Afuera anochecía. Cruzó la plaza del pueblo que ya empezaba a llenarse de gente. Se detuvo frente a los juegos infantiles de la feria que acababa de instalarse en las calles alrededor de la plaza, dio media vuelta y buscó la ventana por la que Sagrario se había asomado toda la tarde. No la encontró. Cruzó la calle y alcanzó a ver la casa por encima de los árboles que rodeaban el quiosco. Tardó un poco en reconocer la habitación. No esperaba verla a oscuras.

Después de caminar quince minutos James se topó con la cortina metálica de Automotriz Chacón bajada, clausurando anticipadamente no sólo el horario de servicio, sino sus planes y hasta un fin de semana que pudo ser perfecto.

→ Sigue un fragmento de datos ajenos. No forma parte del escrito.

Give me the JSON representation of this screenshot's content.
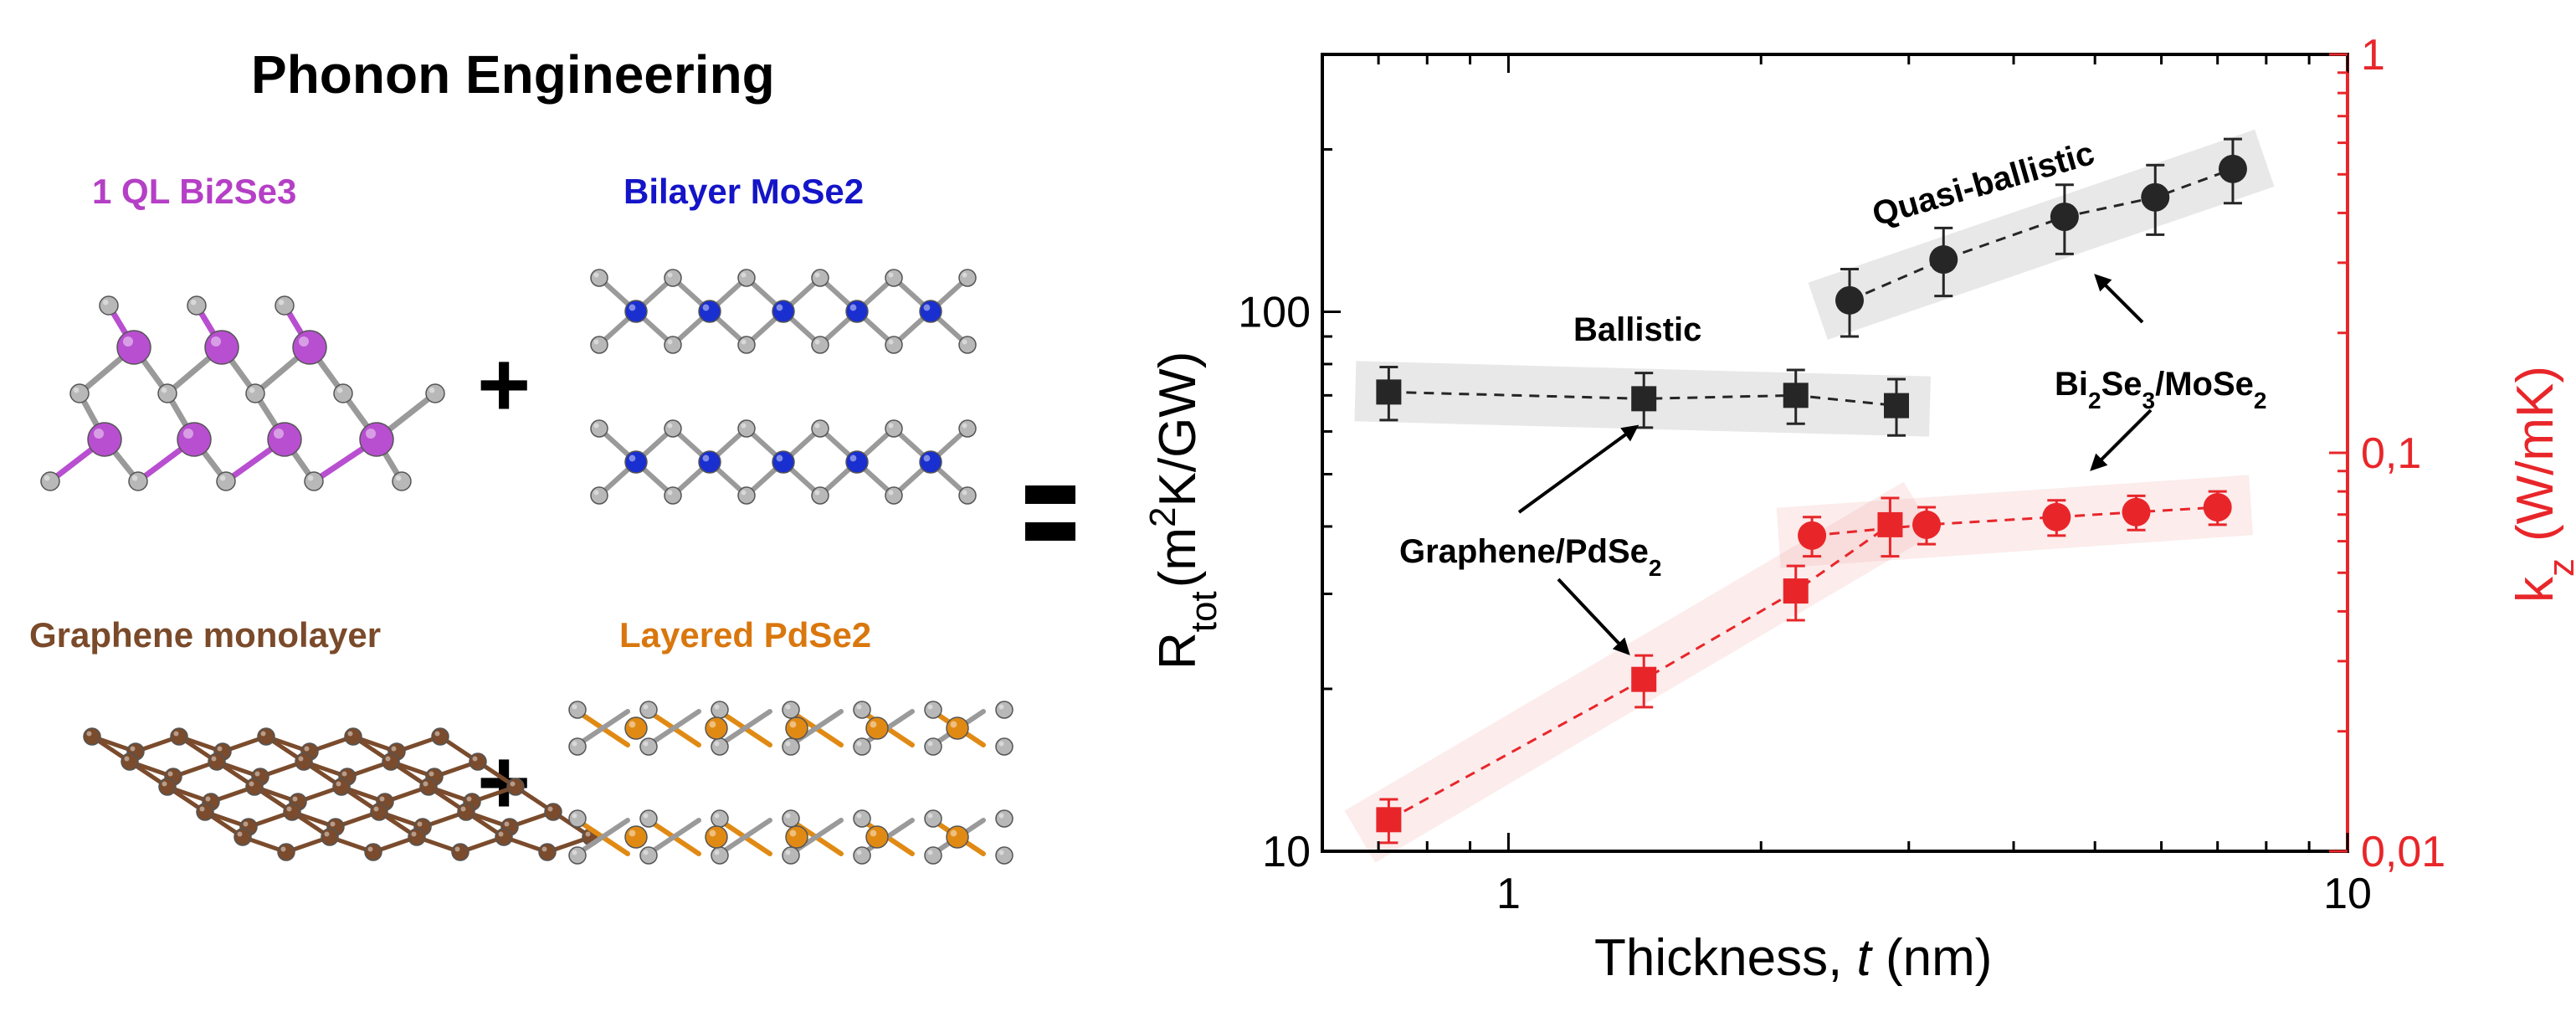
{
  "left_panel": {
    "title": "Phonon Engineering",
    "materials": [
      {
        "label": "1 QL Bi2Se3",
        "color": "#b53fc6"
      },
      {
        "label": "Bilayer MoSe2",
        "color": "#1414c8"
      },
      {
        "label": "Graphene monolayer",
        "color": "#7a4a2a"
      },
      {
        "label": "Layered PdSe2",
        "color": "#d9770e"
      }
    ],
    "plus_symbol": "+",
    "atom_colors": {
      "bi": "#b84fd0",
      "se": "#b8b8b8",
      "mo": "#1a2fcf",
      "c": "#7a4b2c",
      "pd": "#e08a14"
    }
  },
  "chart_data": {
    "type": "scatter",
    "xlabel": "Thickness, t (nm)",
    "ylabel_left": "R_tot (m^2K/GW)",
    "ylabel_right": "k_z (W/mK)",
    "x_scale": "log",
    "y_scale": "log",
    "xlim": [
      0.6,
      10
    ],
    "ylim_left": [
      10,
      300
    ],
    "ylim_right": [
      0.01,
      1
    ],
    "x_ticks": [
      {
        "value": 1,
        "label": "1"
      },
      {
        "value": 10,
        "label": "10"
      }
    ],
    "y_ticks_left": [
      {
        "value": 10,
        "label": "10"
      },
      {
        "value": 100,
        "label": "100"
      }
    ],
    "y_ticks_right": [
      {
        "value": 0.01,
        "label": "0,01"
      },
      {
        "value": 0.1,
        "label": "0,1"
      },
      {
        "value": 1,
        "label": "1"
      }
    ],
    "grid": false,
    "colors": {
      "black_series": "#262626",
      "red_series": "#e8262a",
      "right_axis": "#e8262a"
    },
    "series": [
      {
        "marker": "square",
        "color": "black",
        "axis": "left",
        "points": [
          {
            "x": 0.72,
            "y": 71,
            "err": 8
          },
          {
            "x": 1.45,
            "y": 69,
            "err": 8
          },
          {
            "x": 2.2,
            "y": 70,
            "err": 8
          },
          {
            "x": 2.9,
            "y": 67,
            "err": 8
          }
        ]
      },
      {
        "marker": "circle",
        "color": "black",
        "axis": "left",
        "points": [
          {
            "x": 2.55,
            "y": 105,
            "err": 15
          },
          {
            "x": 3.3,
            "y": 125,
            "err": 18
          },
          {
            "x": 4.6,
            "y": 150,
            "err": 22
          },
          {
            "x": 5.9,
            "y": 163,
            "err": 24
          },
          {
            "x": 7.3,
            "y": 184,
            "err": 25
          }
        ]
      },
      {
        "marker": "square",
        "color": "red",
        "axis": "right",
        "points": [
          {
            "x": 0.72,
            "y": 0.012,
            "err": 0.0015
          },
          {
            "x": 1.45,
            "y": 0.027,
            "err": 0.004
          },
          {
            "x": 2.2,
            "y": 0.045,
            "err": 0.007
          },
          {
            "x": 2.85,
            "y": 0.066,
            "err": 0.011
          }
        ]
      },
      {
        "marker": "circle",
        "color": "red",
        "axis": "right",
        "points": [
          {
            "x": 2.3,
            "y": 0.062,
            "err": 0.007
          },
          {
            "x": 3.15,
            "y": 0.066,
            "err": 0.007
          },
          {
            "x": 4.5,
            "y": 0.069,
            "err": 0.007
          },
          {
            "x": 5.6,
            "y": 0.071,
            "err": 0.007
          },
          {
            "x": 7.0,
            "y": 0.073,
            "err": 0.007
          }
        ]
      }
    ],
    "annotations": {
      "ballistic": "Ballistic",
      "quasi_ballistic": "Quasi-ballistic",
      "graphene_pdse2": "Graphene/PdSe2",
      "bi2se3_mose2": "Bi2Se3/MoSe2"
    }
  }
}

Poco después del mediodía, los mecánicos se habían desvivido para diagnosticar la falla del Tsuru, pero el entusiasmo no alcanzó para concretar la reparación esa misma tarde. Diario terminaban las chingas del taller en la cantina, en El Tiro de Gracia, según le dijo una vecina que, sentada en una mecedora, se abanicaba con parsimonia en el porche de enfrente.

Debió dejar que Sagrario buscara sola dónde pasar la noche, quedarse a vigilar el avance de los mecánicos, pero esa tarde, la sola idea de separarse de ella le producía un denso malestar. Se lo tenemos para hoy, pero le va a salir caro. Cabrones. Sin saber a dónde ir echó a caminar.

La gente llenaba las calles. La noche prometía ser sofocante, a tono con el día. Durante la Semana Santa, Cuatro Ciénegas se convertía en una fiesta inabarcable, y ningunos cuarenta y siete grados centígrados a la sombra iban a impedirlo.